Three walls are better than one 

During the Middle Ages, princes who were hard up for money applied the following strategy: They erected their fiefdom on a hill and surrounded it with a wall. They built a gateway in the front that allowed goods to be transported in and out – and, on occasion, the soldiers of enemy armies or bands of robbers. As an added layer of defense against such attacks, princes with especially deep pockets built two or, even better, three walls. They also surrounded the outer wall with a moat, an obstacle that could only be crossed with a drawbridge. Even when attackers had cleared the first hurdle, they were still a long way reaching from the heart of the fortress. Having been weakened by the initial assault, they had to withdraw in certain cases.

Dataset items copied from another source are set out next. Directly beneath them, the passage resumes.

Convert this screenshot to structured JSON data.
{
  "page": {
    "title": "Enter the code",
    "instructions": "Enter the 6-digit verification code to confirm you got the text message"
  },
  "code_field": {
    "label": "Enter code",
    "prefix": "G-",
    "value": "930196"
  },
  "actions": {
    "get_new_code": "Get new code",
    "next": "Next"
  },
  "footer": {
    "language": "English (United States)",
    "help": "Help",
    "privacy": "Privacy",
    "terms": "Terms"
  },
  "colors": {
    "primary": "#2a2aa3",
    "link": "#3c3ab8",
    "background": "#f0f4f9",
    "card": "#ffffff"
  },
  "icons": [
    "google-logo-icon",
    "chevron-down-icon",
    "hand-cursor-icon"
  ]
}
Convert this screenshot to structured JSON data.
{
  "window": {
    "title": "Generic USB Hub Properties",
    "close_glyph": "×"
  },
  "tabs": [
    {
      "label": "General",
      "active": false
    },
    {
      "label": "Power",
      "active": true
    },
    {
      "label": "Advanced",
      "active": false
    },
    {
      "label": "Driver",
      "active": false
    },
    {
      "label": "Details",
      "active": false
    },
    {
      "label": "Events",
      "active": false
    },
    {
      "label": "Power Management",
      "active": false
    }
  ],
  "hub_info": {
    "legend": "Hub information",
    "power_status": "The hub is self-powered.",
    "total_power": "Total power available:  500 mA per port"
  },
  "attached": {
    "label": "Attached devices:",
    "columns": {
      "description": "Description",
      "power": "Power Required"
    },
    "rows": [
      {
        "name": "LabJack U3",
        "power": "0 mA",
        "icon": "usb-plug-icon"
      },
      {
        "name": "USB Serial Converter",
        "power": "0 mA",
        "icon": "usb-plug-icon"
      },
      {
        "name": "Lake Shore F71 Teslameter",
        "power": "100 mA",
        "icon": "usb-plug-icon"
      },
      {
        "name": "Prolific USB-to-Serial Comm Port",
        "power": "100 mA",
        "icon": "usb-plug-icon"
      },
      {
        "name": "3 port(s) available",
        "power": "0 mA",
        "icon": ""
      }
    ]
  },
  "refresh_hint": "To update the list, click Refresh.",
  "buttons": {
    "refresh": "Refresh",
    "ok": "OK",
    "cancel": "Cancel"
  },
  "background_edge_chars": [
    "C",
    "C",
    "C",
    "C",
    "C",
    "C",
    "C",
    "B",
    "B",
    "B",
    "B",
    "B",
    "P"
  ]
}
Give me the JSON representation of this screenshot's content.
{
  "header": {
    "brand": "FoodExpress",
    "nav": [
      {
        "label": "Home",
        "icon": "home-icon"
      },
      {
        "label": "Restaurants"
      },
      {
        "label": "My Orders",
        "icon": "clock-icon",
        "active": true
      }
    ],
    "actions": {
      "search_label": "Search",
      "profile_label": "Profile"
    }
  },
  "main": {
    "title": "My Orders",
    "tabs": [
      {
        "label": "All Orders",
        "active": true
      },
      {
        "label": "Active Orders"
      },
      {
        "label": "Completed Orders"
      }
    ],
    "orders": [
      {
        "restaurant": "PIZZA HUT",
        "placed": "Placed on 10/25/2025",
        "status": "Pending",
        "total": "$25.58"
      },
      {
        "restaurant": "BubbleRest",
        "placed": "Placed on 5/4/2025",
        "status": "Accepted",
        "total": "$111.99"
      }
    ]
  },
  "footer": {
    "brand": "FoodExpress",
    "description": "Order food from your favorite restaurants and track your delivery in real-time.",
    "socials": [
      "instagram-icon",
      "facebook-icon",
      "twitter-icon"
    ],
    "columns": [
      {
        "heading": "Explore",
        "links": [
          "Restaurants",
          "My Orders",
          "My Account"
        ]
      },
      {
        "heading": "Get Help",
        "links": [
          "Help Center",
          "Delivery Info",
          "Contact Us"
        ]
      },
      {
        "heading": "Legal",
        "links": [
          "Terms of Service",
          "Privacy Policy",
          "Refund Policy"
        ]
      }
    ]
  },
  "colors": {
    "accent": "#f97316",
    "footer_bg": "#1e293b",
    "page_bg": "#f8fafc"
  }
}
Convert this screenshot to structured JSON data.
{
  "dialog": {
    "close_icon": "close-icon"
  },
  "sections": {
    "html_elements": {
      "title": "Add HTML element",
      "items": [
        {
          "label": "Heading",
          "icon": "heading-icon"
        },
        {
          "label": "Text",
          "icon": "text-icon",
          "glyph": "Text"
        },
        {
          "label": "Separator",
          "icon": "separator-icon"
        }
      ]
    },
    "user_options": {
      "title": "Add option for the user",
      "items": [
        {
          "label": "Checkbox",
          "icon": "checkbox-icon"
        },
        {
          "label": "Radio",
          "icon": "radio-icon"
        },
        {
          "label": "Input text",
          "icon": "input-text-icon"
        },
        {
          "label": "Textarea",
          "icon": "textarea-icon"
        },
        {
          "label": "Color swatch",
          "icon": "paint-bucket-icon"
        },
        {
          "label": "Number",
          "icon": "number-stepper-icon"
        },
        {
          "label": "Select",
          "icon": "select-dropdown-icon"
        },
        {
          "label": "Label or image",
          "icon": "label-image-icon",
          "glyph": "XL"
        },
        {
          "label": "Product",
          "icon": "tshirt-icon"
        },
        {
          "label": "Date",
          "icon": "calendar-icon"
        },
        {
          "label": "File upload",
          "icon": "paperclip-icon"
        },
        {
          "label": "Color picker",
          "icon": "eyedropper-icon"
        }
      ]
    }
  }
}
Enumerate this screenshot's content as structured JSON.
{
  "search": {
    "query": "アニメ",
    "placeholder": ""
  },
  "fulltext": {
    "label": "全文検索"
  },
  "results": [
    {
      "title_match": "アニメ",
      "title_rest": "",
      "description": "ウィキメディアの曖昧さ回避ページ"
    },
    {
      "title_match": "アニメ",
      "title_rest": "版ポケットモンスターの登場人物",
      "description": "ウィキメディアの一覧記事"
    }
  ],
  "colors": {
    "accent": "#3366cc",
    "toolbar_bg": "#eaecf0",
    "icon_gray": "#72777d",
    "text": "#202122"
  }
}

Franz Köbinger likes to use the image of castle walls to explain concepts used to effectively protect factories from hacker attacks. The Marketing Manager for Industrial Security at Siemens says one wall will not get the job done. He adds that companies need to apply a combination of multi-layered and graduated measures that can prevent cyber-gangsters from penetrating a company’s defenses and shutting down operations, stealing sensitive information and encrypting data for the purpose of extorting a ransom. Siemens is already applying these principles in its own factories and is using the knowledge that it has gained there to help its customers create extra layers of cybersecurity by applying this experience in products and services.

Production facilities and critical infrastructures have become interesting and lucrative targets for hackers. Franz Köbinger, who has been working in the area of industrial cybersecurity for years, knows this fact of life better than just about anyone. The response focusing on all aspects of factory automation that he and his colleagues in the Digital Industries business segment have developed is based on an idea called Defense-in-Depth. This strategy protects key levels while erecting additional virtual walls around the factory:

• System integrity: The objective is to protect automation components in such a way that keeps hackers’ greedy hands from sensitive data and thus prevents them from causing damage. This includes such measures as authentication that allows access to only authorized individuals. Another key aspect of this strategy is a sophisticated system of patch management that facilitates security updates once vulnerabilities are found. After all, the aim of the strategy is not only to be secure, but also remain secure. The production operation may not be interrupted or made more elaborate when the security concepts are applied. Siemens’ expertise comes into play here. Unlike many service providers who obsess over IT issues and know very little about OT, the specialists around Franz Köbinger have a high level of expertise about factory processes and know exactly where the sensitive areas in procedures are.
• Network security: Today’s machines are connected in many ways, including via the Internet. They are vulnerable from outside attack as a result. Siemens’ experts protect the network in a factory by erecting firewalls and using encrypted networks like VPN. They also recommend network segmentation. In this process, particularly sensitive facilities, places where a successful attack could cause very costly damage, are segregated from the rest of the communications network. Network segmentation also helps prevent an attack on one part of the network from spreading like wild fire to other areas of a factory. 

• Facility security with Industrial Security Services: Many factories are decades old and are being digitalized bit by bit. Siemens works with its customers to develop concepts that can place these operations on the highest cybersecurity level and help them avoid becoming easy prey for hungry hackers. This process includes continuous security monitoring that sounds an alarm when an attack is attempted. In spite of all of the digitalization: The be-all and end-all of any factory’s lines of defense is integrated organizational and technical measures that are backed up by well-trained personnel.